Friday, January 20, 2012


I am a motherless daughter. Now read that sentence again. I am a motherless daughter. The sentence seems to contradict itself. It is like it could not happen, how could a child exist without the mother. I know I could not exist without my beautiful daughters, I would have no will to continue without them. Not a day goes by where I don't think of my Mom. I only need to look down on my hands and I see her hands, my feet are her feet. Even the face that looks at me in the mirror is a shadow of her face. My voice the way it is raspy at times it echos her voice. My body is shaped after the one who made me.

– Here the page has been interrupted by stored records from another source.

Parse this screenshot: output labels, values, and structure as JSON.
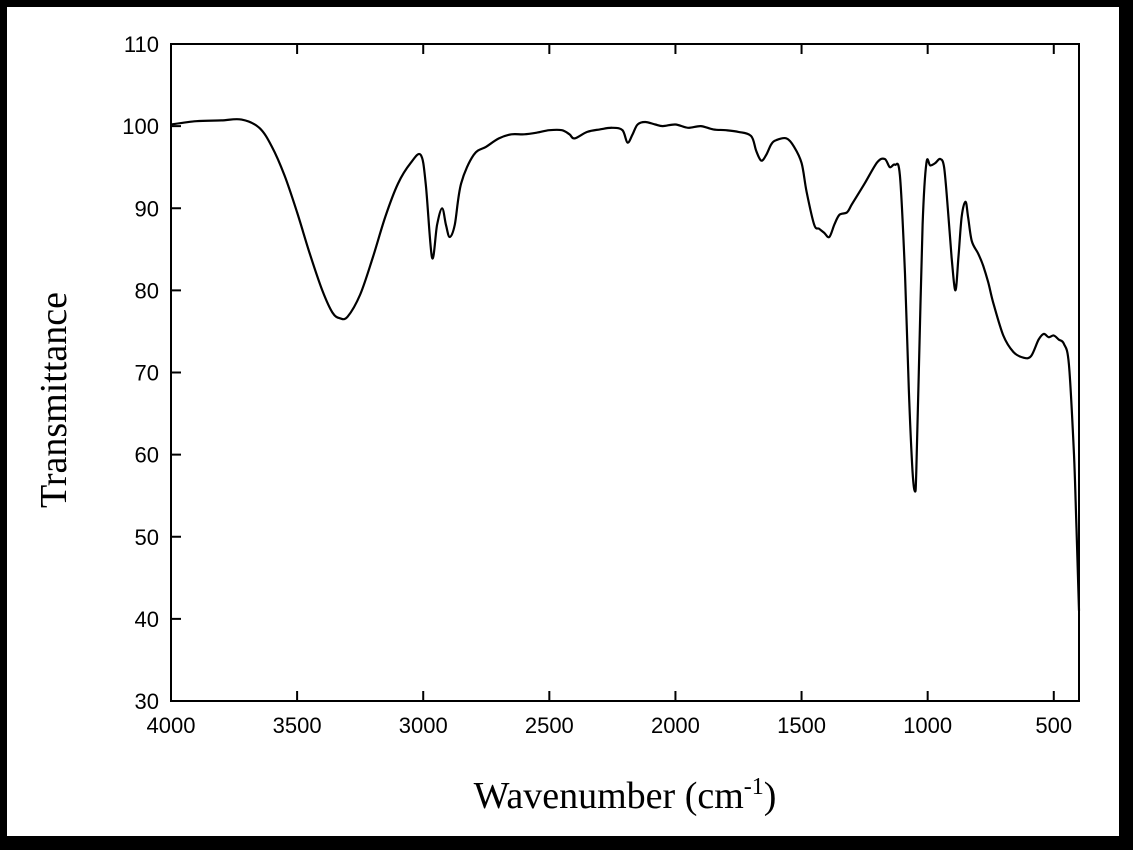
{
  "chart_data": {
    "type": "line",
    "xlabel": "Wavenumber (cm",
    "xlabel_superscript": "-1",
    "xlabel_suffix": ")",
    "ylabel": "Transmittance",
    "xlim": [
      4000,
      400
    ],
    "x_reversed": true,
    "ylim": [
      30,
      110
    ],
    "x_ticks": [
      4000,
      3500,
      3000,
      2500,
      2000,
      1500,
      1000,
      500
    ],
    "x_tick_labels": [
      "4000",
      "3500",
      "3000",
      "2500",
      "2000",
      "1500",
      "1000",
      "500"
    ],
    "y_ticks": [
      30,
      40,
      50,
      60,
      70,
      80,
      90,
      100,
      110
    ],
    "y_tick_labels": [
      "30",
      "40",
      "50",
      "60",
      "70",
      "80",
      "90",
      "100",
      "110"
    ],
    "grid": false,
    "line_color": "#000000",
    "series": [
      {
        "x": [
          4000,
          3900,
          3800,
          3720,
          3650,
          3600,
          3550,
          3500,
          3450,
          3400,
          3360,
          3330,
          3300,
          3250,
          3200,
          3150,
          3100,
          3050,
          3010,
          2990,
          2965,
          2945,
          2925,
          2910,
          2895,
          2875,
          2850,
          2800,
          2750,
          2700,
          2650,
          2600,
          2550,
          2500,
          2450,
          2420,
          2400,
          2350,
          2300,
          2250,
          2210,
          2190,
          2170,
          2150,
          2120,
          2080,
          2050,
          2000,
          1950,
          1900,
          1850,
          1800,
          1750,
          1700,
          1680,
          1660,
          1640,
          1620,
          1600,
          1560,
          1530,
          1500,
          1480,
          1450,
          1430,
          1410,
          1390,
          1370,
          1350,
          1320,
          1300,
          1250,
          1200,
          1170,
          1150,
          1130,
          1110,
          1090,
          1075,
          1060,
          1050,
          1045,
          1035,
          1020,
          1005,
          990,
          970,
          950,
          935,
          920,
          905,
          890,
          878,
          865,
          850,
          840,
          825,
          800,
          780,
          760,
          740,
          700,
          660,
          620,
          590,
          560,
          540,
          520,
          500,
          480,
          460,
          440,
          420,
          410,
          400
        ],
        "y": [
          100.2,
          100.6,
          100.7,
          100.8,
          99.8,
          97.5,
          94,
          89.5,
          84.5,
          80,
          77.3,
          76.6,
          76.8,
          79.5,
          84,
          89,
          93,
          95.5,
          96.5,
          93,
          84,
          88,
          90,
          88,
          86.5,
          88,
          93,
          96.5,
          97.5,
          98.5,
          99,
          99,
          99.2,
          99.5,
          99.5,
          99,
          98.5,
          99.3,
          99.6,
          99.8,
          99.5,
          98,
          99,
          100.2,
          100.5,
          100.2,
          100,
          100.2,
          99.8,
          100,
          99.6,
          99.5,
          99.3,
          98.8,
          97,
          95.8,
          96.5,
          97.8,
          98.3,
          98.5,
          97.5,
          95.5,
          92,
          88,
          87.5,
          87,
          86.5,
          88,
          89.2,
          89.5,
          90.5,
          93,
          95.6,
          96,
          95,
          95.3,
          94,
          82,
          68,
          58,
          55.5,
          58,
          70,
          88,
          95.5,
          95.2,
          95.5,
          96,
          95,
          90,
          84,
          80,
          84,
          89,
          90.8,
          89,
          86,
          84.5,
          83,
          81,
          78.5,
          74.5,
          72.5,
          71.8,
          72,
          74,
          74.7,
          74.3,
          74.5,
          74,
          73.5,
          71,
          60,
          51,
          41
        ]
      }
    ]
  }
}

To say my Mother was my best friend is an understatement. She was Mother, friend, confidant, counselor, and spiritual guide. She was always willing to listen and only gave advice when asked to. She never judged, always forgave and was forever loving the children God had given her no matter how much we often times did not deserve it. Now I am left without my compass, without the one person who I could depend on. (besides my husband) She was a gentle guiding force within my life and within our family.
So many times things have happened and my first instinct is to call her and ask for her thoughts on the issue. I stop myself and have to remember that she is no longer there. Is it wrong to ask God to tell her things? To hold her and tell her I love her? Sometimes when I pray I ask him to speak to her and I feel guilty about it, don't know why I feel that way but I do.
I am finding my way, an orphan wandering through life without a map, without a compass. I often think things would be different if she was healthy and alive but I stop myself from selfish thoughts and remember that she was not healthy for a very long time. Her last few months were so painful and she was so tired of fighting her disease. She remained a fighter for as long as she could but it must have been incredibly hard for her. I know she fought so hard because she didn't want to leave her children, her family. In the end it was me who told her it was okay to go when Jesus came for her, those were some of the hardest words I have ever spoken in my life. When she heard those words it woke her from a medically induced sedation and she looked deep into my eyes, her eyes grew soft and she squeezed my hand. My last hug from her was that hand squeeze.